Dernière étape d’un long processus, le radicalisme de l’Isil doit être inscrit, selon Younis, dans « l’hégémonie idéologique du réveil islamiste » née de la rencontre, dans la première moitié des années 1960, entre les écrits « takfiristes » (centrés sur le takfir, l’accusation d’impiété lancée contre les musulmans « déviants ») de Sayyid Qutb, et la jeunesse universitaire égyptienne. Mais si le « bombardement idéologique » islamiste dure depuis désormais quarante ans, ses prémisses remontent plus haut. C’est le thème du deuxième article de Younis, “Le shaykh Muhammad ‘Abduh et le fondamentalisme”, dans lequel l’auteur remet en question une lecture consolidée de la pensée islamique moderne. Pour Younis, la réflexion du réformiste égyptien ‘Abduh (m. 1905) est la racine même des problèmes de l’Islam contemporain et non, comme beaucoup le soutiennent, leur solution.

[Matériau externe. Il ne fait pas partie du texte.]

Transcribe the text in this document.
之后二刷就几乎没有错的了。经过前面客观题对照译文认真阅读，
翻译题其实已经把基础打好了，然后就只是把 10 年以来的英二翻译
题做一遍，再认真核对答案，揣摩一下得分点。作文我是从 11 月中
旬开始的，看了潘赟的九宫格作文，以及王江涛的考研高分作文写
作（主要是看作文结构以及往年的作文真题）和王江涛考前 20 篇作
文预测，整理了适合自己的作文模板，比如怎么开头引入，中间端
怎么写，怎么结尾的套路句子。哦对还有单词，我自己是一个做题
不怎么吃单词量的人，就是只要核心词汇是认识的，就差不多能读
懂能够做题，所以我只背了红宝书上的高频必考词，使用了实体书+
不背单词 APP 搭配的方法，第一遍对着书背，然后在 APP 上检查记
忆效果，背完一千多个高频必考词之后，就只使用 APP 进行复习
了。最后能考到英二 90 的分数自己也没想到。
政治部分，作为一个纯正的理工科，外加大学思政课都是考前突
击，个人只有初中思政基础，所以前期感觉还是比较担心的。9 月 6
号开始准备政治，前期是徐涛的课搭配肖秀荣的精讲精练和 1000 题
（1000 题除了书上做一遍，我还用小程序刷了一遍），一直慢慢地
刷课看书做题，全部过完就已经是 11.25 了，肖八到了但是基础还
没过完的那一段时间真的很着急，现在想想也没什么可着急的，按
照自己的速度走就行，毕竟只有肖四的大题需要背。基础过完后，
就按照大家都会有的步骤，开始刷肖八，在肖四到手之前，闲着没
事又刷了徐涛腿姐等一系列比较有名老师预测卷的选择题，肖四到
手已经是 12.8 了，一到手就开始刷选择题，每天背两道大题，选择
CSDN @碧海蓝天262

Selon les interprétation les plus courantes y compris en Occident, le mouvement de réforme de l’Islam qui s’amorce à la fin du XIXe siècle se développe en deux phases : la première, progressive et éclairée, commence avec ‘Abduh et atteint son sommet avec le grand intellectuel libéral Taha Husayn ; la seconde, régressive et obscurantiste, commence avec le fondateur des Frères musulmans Hasan al Banna et débouche sur l’islamisme violent.
Younis conteste cette lecture : c’est ‘Abduh, estime-t-il, qui est à l’origine des deux trajectoires. Il ne serait pas le responsable direct de la naissance du fondamentalisme, mais il en aurait créé les conditions théoriques par la combinaison d’un double mécanisme : le dépassement des différences (historiquement admises) entre les diverses écoles juridiques sunnites en faveur d’une interprétation unitaire et exclusive de l’Islam, d’une part, et le retour aux origines comme voie à suivre pour le renouvellement non seulement religieux mais aussi social et politique, d’autre part.
Utilisés par ‘Abduh en un sens moderniste (on connaît les ouvertures de l’intellectuel égyptien sur les droits de la femme ou l’activité économique), ces deux axes allaient préparer le terrain à la mythisation et à l’absolutisation idéologique de l’unité islamique – entendue comme homogénéité – et de l’expérience des premières générations de musulmans. De la sorte, le développement de l’islamisme n’allait pas être seulement la perversion, accidentelle, d’un parcours vertueux inauguré par l’Islam libéral, mais l’issue inévitable de la manière dont les penseurs musulmans ont lancé et thématisé le rapport complexe entre Islam et modernité.

Pour comprendre, par delà les aspects particuliers, les termes de la question, on peut comparer ce débat à celui qui, à partir des années 1940, se déroula en Italie autour de l’interprétation du fascisme. Pour Benedetto Croce, le fascisme était le fruit d’une crise culturelle momentanée, une « parenthèse » irrationnelle dans le développement rationnel de l’histoire européenne. Selon Del Noce, qui reprenait les idées de Noventa, il ne représentait pas une « erreur contre la culture », mais une « erreur de la culture » (une erreur commise par la culture même), – et seule une telle perception pourrait empêcher la naissance de nouveaux fascismes.

Il est bon que les penseurs islamiques condamnent l’expérience traumatisante de l’État islamique. Mais il est important, surtout, que celui-ci soit pensé. Faute d’un jugement adéquat, les projets islamistes pourront être freinés pendant un temps, mais jamais véritablement surmontés. 

*Analyse publiée sur Avvenire le 16 septembre 2014

Commentaires

  • On lit dans cet article que certains leaders musulmans condamnent les fondateurs de l'État islamique. Mais on lit aussi que ces leaders sont chargés de lancer des fatwas, contre les infidèles ou contre les mauvais musulmans. S'ils ne lancent pas de fatwas contre ceux qu'ils condamnent, leur condamnation est-elle donc crédible ? Ce ne serait alors peut-être qu'une condamnation de façade, pour éviter de se faire trop montrer du doigt eux-mêmes.